Kağıt paranın serüveni

Anadolu'nun ilk çağlarına dayanan bir geçmişe sahip olan paranın, Osmanlı'dan Cumhuriyete kadar olan serüveni 168 yıllık bir dönemde ele alınırken, birçok olay, öykü ve deyimleşmiş kavramla kazınmıştır belleklerimize

      İnsanlığın ilk çağlarındaki toplumsal yaşamda takasa dayalı alışveriş anlayışının, takas edilecek malların değerinin birbirine denk olamayışından ve malı sunacak kişinin her zaman hazır bulunamamasından doğan zorluklar sonucunda mal üzerinde anlaşılarak tek bir mübadele değeri oluşturulmaya çalışılmıştır.
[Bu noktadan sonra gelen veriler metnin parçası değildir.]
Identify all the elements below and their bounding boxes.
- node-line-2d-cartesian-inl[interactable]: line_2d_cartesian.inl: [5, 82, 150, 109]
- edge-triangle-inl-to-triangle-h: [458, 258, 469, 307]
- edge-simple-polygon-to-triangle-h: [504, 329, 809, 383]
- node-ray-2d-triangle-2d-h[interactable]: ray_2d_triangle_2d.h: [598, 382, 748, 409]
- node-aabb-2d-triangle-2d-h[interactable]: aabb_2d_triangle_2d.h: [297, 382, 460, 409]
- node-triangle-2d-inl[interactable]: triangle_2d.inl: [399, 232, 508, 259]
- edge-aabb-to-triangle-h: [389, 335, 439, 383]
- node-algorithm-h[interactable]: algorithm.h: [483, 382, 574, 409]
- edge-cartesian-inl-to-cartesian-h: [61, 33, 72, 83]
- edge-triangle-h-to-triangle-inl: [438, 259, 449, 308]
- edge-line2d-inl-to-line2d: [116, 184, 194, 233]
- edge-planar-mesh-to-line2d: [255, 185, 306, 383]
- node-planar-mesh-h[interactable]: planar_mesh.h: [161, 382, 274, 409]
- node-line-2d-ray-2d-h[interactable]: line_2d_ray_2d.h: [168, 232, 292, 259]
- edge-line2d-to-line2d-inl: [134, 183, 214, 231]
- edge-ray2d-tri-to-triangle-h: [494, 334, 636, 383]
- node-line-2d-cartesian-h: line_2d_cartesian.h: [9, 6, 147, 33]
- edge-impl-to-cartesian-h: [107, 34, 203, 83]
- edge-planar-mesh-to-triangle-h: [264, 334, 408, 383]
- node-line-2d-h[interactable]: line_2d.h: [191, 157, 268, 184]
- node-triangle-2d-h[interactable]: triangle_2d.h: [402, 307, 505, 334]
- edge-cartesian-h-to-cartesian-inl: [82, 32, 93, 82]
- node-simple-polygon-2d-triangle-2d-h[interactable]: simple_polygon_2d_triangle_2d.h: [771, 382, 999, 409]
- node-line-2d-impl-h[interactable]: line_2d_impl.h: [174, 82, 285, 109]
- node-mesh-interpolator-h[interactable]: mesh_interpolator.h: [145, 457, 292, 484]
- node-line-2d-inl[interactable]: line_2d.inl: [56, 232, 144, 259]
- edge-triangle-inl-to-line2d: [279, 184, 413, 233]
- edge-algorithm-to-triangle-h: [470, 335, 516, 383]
Ortaya çıkan bu değer ölçüsüne hesap parası denilmiştir.
Ödeme aracının bu biçimde benimsenmesi ve uygulanmasıyla da paralı ekonomi doğmuştur. Bu ekonomi yönteminde özellikle altın, bakır, bronz ve gümüş gibi metallerin küçük parçalara bölünebilmelerinin yanısıra deger ölçüsü ve biriktirme gereksinimlerini görmeleri yaygın bir mübadele aracı olarak kullanılmalarını saglamıştır. Bunların Anadolu'da M.Ö.2900 yıllarında kullanılmaya başlandığı sanılmaktadır. İç pazarda gümüş, dış pazardaysa altın kullanımı yaygınlaşmıştır. Devlette buna uygun olarak altın ve gümüş basımlarında çeşitli yöntemler uygulamış ve özellikle altın sikke kulanımı I.Dünya Savaşı'na dek sürmüştür. Altın ve gümüş paraların öyküsü oldukça geniş ve ayrıntılı bir yazı gerektirdiğinden doğrudan paranın kağıtlaşma sürecine değinirsek; eski çağlardan itibaren banknot sisteminin öncüsü sayılacak madeni sikkeleri temsilen çıkarılan makbuzlara rastlanmaktadır diyebiliriz.

        "PARANIN İLK SERÜVENİ"

        Tarihteki ilk "mal-para", M.Ö.7. yüzyılda Anadolu"da Lidyalılar tarafından basılan sikkelerdir. "İlk kağıt para" M.Ö. 140 yılında "Wu-ti Hanedanı" zamanında "Çinlilerce" kullanıldığı ve Moğollar zamanına kadar aralıklarla kullanılır. Moğol hanı "Kubilay Han" 1260-1290 yılları arasında iki kere kağıt para bastırır. Uygurlar da, 11.yüzyılda "Kumdu" adında "kumaş parçaları üzerine mühürler basılı" paraları kullanır. Ayrıca, "Suvar Türkleri" de "Ekin" (Suvar Türklerinin kumaş-parası) denilen kumaş ve İdil Bulgarlarıyla Hazarlar da deri-paraları kullanmışlardır. Avrupa'da ilk kağıt para İsveç'teki Stockholm Bankası'nca 1666'da basılır. 1672'de İngiltere'de de Goldsmith's paraları denilen kağıt para piyasaya sürülür. Amerika'da, 1690 yılında asker maaşlarına karşılık olmak üzere İngiliz kolonisi olan "Massachusetts Hükümeti" tarafından çıkarılır ve bunu diğer koloniler izler. Kâğıt para serüveni, Fransa'da 1716'da kurulan "La Banque Générale" adlı özel banka ile başlar.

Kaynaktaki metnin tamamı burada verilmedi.